I just finished reading this post on Slashdot as well as the linked blog post.  I’ve been hesitant to weigh in publicly on what I think about the whole Adobe/Apple war that’s going on right now since I’m not really a iPhone OS developer and and I don’t pretend to be a technology maven (or pundit).  However, I do have some opinions on the matter and Bogost has presented a more articulate explanation of some of my thoughts than I ever could.

I’m not overly keen on the idea that Apple chose to close their platform to Flash developers (or even to Adobe and other third party tools providers) but at the same time Steve Jobs’ public argument isn’t entirely without merit.  Adobe’s response has been pretty flaccid, in my view premised more or less on the idea that because lots of people use Flash, Apple should therefore support it.

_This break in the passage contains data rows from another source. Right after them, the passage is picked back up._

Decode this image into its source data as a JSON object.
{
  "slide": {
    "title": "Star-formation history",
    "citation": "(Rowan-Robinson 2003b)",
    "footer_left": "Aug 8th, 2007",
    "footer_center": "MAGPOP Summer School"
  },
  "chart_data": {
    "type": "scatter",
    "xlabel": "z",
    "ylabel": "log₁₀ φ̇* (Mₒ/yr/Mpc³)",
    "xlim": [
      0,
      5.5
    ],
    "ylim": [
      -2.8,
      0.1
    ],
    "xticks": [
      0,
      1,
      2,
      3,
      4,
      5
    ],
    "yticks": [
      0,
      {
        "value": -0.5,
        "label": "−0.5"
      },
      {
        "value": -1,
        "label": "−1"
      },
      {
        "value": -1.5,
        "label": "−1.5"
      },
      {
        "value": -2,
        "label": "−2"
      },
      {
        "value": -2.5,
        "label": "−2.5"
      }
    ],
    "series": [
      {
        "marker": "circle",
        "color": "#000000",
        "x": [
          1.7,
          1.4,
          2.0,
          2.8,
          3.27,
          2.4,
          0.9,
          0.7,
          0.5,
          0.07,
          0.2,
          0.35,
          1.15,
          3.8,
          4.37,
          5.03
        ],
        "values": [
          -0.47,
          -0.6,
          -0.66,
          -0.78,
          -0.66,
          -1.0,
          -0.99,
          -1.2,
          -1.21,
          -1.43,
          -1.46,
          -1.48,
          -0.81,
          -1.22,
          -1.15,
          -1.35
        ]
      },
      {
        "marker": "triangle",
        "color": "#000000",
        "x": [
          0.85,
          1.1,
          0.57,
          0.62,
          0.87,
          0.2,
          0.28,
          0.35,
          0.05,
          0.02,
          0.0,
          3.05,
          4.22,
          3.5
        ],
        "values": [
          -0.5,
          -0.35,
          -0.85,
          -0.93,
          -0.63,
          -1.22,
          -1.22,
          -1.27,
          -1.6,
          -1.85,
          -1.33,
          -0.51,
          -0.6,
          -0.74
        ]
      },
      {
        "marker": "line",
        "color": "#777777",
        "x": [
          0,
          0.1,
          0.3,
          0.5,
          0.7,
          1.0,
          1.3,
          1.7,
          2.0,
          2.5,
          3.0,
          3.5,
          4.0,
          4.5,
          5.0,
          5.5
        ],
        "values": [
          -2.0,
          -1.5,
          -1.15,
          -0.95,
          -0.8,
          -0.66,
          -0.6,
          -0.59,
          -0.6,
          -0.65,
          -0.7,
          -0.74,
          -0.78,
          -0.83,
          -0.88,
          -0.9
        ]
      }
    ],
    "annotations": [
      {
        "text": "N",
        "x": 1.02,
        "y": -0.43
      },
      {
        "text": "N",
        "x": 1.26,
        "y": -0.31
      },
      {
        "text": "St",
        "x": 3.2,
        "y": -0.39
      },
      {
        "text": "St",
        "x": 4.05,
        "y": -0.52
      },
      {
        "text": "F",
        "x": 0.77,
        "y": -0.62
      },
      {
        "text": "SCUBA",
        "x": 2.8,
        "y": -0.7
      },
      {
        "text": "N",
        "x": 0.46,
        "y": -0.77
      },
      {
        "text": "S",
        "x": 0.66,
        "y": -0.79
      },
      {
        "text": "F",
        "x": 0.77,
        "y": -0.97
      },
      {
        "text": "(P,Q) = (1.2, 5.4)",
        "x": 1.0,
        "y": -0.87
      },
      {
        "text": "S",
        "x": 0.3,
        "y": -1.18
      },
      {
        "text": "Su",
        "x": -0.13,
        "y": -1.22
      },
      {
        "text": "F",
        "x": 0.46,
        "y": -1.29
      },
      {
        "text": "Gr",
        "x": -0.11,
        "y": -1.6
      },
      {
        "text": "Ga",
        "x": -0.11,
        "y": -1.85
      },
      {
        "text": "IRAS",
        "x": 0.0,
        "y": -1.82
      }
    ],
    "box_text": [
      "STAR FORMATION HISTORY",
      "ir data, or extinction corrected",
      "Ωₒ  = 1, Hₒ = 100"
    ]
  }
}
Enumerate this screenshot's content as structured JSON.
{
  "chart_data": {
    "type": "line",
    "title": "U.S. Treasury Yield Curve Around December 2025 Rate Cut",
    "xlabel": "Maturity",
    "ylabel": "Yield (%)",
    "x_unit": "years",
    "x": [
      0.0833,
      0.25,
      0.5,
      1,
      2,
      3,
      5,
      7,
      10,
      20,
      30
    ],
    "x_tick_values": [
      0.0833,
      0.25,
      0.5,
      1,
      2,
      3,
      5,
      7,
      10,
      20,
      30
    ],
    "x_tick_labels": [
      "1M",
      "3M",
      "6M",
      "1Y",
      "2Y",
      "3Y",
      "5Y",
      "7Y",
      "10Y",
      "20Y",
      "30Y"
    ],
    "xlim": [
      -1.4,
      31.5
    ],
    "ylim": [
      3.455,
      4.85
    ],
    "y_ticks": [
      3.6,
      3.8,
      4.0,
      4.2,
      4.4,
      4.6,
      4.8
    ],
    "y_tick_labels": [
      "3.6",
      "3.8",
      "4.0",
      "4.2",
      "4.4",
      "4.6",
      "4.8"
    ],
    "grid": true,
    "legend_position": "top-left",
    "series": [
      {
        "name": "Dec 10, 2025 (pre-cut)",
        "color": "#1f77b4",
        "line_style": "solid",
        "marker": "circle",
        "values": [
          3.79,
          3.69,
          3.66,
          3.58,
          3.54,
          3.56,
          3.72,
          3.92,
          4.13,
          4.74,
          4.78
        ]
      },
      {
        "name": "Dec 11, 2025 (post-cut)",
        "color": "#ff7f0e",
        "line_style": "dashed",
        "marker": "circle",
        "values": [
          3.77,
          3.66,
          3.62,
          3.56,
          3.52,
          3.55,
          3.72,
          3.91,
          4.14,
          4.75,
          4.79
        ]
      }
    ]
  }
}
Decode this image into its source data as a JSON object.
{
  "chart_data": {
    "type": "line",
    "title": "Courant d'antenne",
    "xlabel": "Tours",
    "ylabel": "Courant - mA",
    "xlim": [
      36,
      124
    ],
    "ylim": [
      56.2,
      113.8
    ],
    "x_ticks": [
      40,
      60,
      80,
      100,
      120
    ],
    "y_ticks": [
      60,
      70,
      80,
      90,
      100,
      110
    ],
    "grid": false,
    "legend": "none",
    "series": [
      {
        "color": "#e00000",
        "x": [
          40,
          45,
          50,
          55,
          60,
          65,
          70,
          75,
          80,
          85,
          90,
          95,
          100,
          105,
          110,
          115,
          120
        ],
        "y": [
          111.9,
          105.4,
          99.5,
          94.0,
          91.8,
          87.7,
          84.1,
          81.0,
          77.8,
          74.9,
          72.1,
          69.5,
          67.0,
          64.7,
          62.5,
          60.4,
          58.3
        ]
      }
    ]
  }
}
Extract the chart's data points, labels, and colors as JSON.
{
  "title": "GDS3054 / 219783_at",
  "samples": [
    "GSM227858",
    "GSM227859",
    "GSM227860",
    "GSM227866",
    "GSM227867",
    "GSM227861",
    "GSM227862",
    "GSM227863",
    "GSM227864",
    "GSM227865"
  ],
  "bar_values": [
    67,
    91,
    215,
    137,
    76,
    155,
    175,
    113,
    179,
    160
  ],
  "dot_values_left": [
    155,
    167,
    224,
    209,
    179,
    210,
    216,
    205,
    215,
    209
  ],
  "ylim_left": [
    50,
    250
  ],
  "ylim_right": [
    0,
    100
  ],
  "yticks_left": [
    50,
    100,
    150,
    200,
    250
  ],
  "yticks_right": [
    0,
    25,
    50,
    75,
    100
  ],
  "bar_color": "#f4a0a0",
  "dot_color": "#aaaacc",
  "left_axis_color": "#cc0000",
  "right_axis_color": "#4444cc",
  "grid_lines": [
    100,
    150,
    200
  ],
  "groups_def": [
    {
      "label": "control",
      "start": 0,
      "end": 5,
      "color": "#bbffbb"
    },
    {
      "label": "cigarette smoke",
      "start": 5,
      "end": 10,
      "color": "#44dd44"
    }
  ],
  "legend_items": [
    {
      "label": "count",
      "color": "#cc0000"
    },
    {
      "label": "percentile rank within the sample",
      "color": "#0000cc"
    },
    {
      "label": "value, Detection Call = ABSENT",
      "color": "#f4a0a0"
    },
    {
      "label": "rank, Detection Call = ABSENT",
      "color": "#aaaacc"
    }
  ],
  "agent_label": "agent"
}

Flash, in my experience, is actually not that well optimized for any platform and Adobe gives the impression that non-Windows platforms second class citizens.  Being a MacOS X/Linux user I probably see the whole argument through a slightly more jaded lens than your average Internet/iPhone user but I have experienced Flash crashing web browsers and my netbook (running Windows 7) only heats up and burns its battery off at a rapid rate when I hit heavy flash sites.

It’s too bad that Adobe hasn’t done a better job of integrating Flash, when the first apps and media players first hit the web I was pretty impressed.  But times have changed and the world of proprietary (and in particular) Windows/PC/x86 based tools on the web seems to finally be behind us thanks to mobile devices and Apple (as well as RIM) have been key players in this space.  The whole debate appears to me to boil down to a major clash in philosophies and interpretations of what the concept of “open platform” means.

I don’t know if there’s a “right” answer to this, but I’m sort of hoping that both sides stick to their guns and we get to see where the rest of the industry/public do.  My impression is that neither side will come out unscathed and I hope that this isn’t a massive miscalculation on Apple’s part because I’m quite concerned that this may be an ideological or profit driven move rather than a genuine effort to move mobile computing and HTML5 forward.  It’s hard to tell the difference when Apple is no flock of angels and could very plausibly be basing their moves on either motive (or both).